Certes, le ténor du barreau n’est pas homme à se laisser impressionner par des réactions indignées de magistrats qui savent tous que la justice française fonctionne mal. Il est évident que juges et procureurs, confrontés à des enquêtes complexes sur le financement des partis politiques, ont bafoué le secret de l’instruction à de multiples reprises, ce qui a fait la fortune de quelques journalistes d’investigation. De sorte que l’on a traîné dans la boue des politiciens qui n’ont toujours pas été condamnés. On a créé autour d’eux le halo du scandale pour mieux les éliminer de la scène politique. Mais pourquoi ? Les magistrats ont-ils une couleur idéologique ? Un homme de droite doit-il craindre un magistrat de gauche ? Si c’est le cas, l’application du droit est déjà viciée. En même temps, l’image de la justice n’est pas que négative. Beaucoup d’hommes ou femmes politiques ont été condamnés à droite, à gauche, à l’extrême droite, à l’extrême gauche. Ce  bilan montre que les juges ne font pas tous appel à leurs émotions personnelles. La justice ne doit être que la recherche de la vérité.

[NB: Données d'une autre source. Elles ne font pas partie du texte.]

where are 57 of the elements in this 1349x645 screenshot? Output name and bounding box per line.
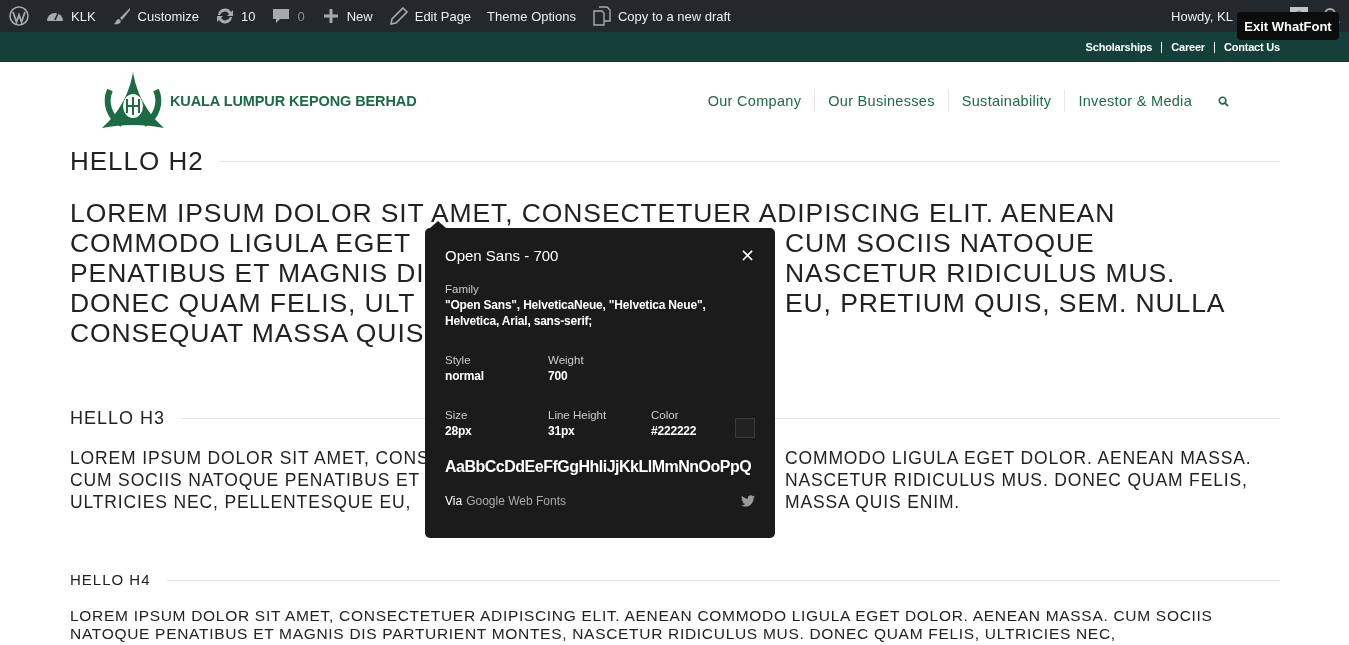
body-text: COMMODO LIGULA EGET <box>70 232 413 254</box>
field-label: Line Height <box>548 408 608 423</box>
admin-bar-link[interactable]: 0 <box>297 8 305 24</box>
panel-title: Open Sans - 700 <box>445 246 559 264</box>
field-value: 700 <box>548 368 569 384</box>
body-text: ULTRICIES NEC, PELLENTESQUE EU, <box>70 491 413 513</box>
field-value: normal <box>445 368 485 384</box>
body-text: NASCETUR RIDICULUS MUS. DONEC QUAM FELIS, <box>785 469 1249 491</box>
pencil-icon <box>388 6 409 26</box>
admin-bar-link[interactable]: Customize <box>137 8 199 24</box>
admin-bar-link[interactable]: KLK <box>71 8 96 24</box>
logo-text: KUALA LUMPUR KEPONG BERHAD <box>170 93 417 109</box>
color-swatch <box>735 418 755 438</box>
admin-bar-link[interactable]: Copy to a new draft <box>617 8 731 24</box>
refresh-icon <box>215 6 235 26</box>
section-heading: HELLO H3 <box>70 408 166 428</box>
nav-link[interactable]: Investor & Media <box>1065 93 1205 109</box>
body-text: LOREM IPSUM DOLOR SIT AMET, CONSECTETUER ADIPISCING ELIT. AENEAN COMMODO LIGULA EGET DOLOR. AENEAN MASSA. CUM SOCIIS <box>70 607 1213 624</box>
nav-link[interactable]: Our Businesses <box>815 93 948 109</box>
section-heading: HELLO H2 <box>70 146 204 176</box>
body-text: LOREM IPSUM DOLOR SIT AMET, CONSECTETUER ADIPISCING ELIT. AENEAN <box>70 202 1116 224</box>
field-value: "Open Sans", HelveticaNeue, "Helvetica Neue", Helvetica, Arial, sans-serif; <box>445 297 707 329</box>
source-link[interactable]: Google Web Fonts <box>466 494 566 508</box>
body-text: NASCETUR RIDICULUS MUS. <box>785 262 1177 284</box>
font-sample: AaBbCcDdEeFfGgHhIiJjKkLlMmNnOoPpQ <box>445 458 753 476</box>
credit-label: Via <box>445 494 463 508</box>
admin-bar-link[interactable]: 10 <box>241 8 256 24</box>
field-label: Color <box>651 408 680 423</box>
nav-link[interactable]: Sustainability <box>948 93 1065 109</box>
exit-whatfont-tooltip[interactable]: Exit WhatFont <box>1237 12 1339 40</box>
admin-bar-link[interactable]: Theme Options <box>487 8 576 24</box>
field-label: Style <box>445 353 472 368</box>
search-icon[interactable] <box>1218 95 1229 107</box>
field-value: #222222 <box>651 423 697 439</box>
body-text: CUM SOCIIS NATOQUE PENATIBUS ET <box>70 469 422 491</box>
body-text: COMMODO LIGULA EGET DOLOR. AENEAN MASSA. <box>785 447 1253 469</box>
field-label: Family <box>445 282 480 297</box>
close-button[interactable]: × <box>739 246 755 264</box>
greeting-link[interactable]: Howdy, KL <box>1171 8 1233 24</box>
speech-bubble-icon <box>271 6 292 26</box>
admin-bar-link[interactable]: Edit Page <box>414 8 472 24</box>
section-heading: HELLO H4 <box>70 571 151 589</box>
top-link[interactable]: Contact Us <box>1223 41 1280 53</box>
top-link[interactable]: Scholarships <box>1085 41 1153 53</box>
body-text: PENATIBUS ET MAGNIS DI <box>70 262 426 284</box>
body-text: NATOQUE PENATIBUS ET MAGNIS DIS PARTURIENT MONTES, NASCETUR RIDICULUS MUS. DONEC QUAM FELIS, ULTRICIES NEC, <box>70 625 1116 642</box>
wordpress-logo-icon[interactable] <box>9 6 29 26</box>
bird-icon[interactable] <box>741 495 755 507</box>
copy-icon <box>591 6 612 26</box>
top-link[interactable]: Career <box>1171 41 1205 53</box>
field-value: 31px <box>548 423 576 439</box>
nav-link[interactable]: Our Company <box>694 93 815 109</box>
field-label: Weight <box>548 353 585 368</box>
field-value: 28px <box>445 423 473 439</box>
field-label: Size <box>445 408 469 423</box>
body-text: MASSA QUIS ENIM. <box>785 491 962 513</box>
admin-bar-link[interactable]: New <box>346 8 373 24</box>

Si la magistrature doit être réformée, c’est pour que la justice soit plus juste, plus efficace et plus rapide. Ce n’est sûrement pas pour des règlements de comptes par le biais miraculeux du pouvoir politique. M. Dupond-Moretti commet ses premières erreurs de ministre en puisant ses colères homériques dans son caractère flamboyant. On n’est plus au tribunal, Maître.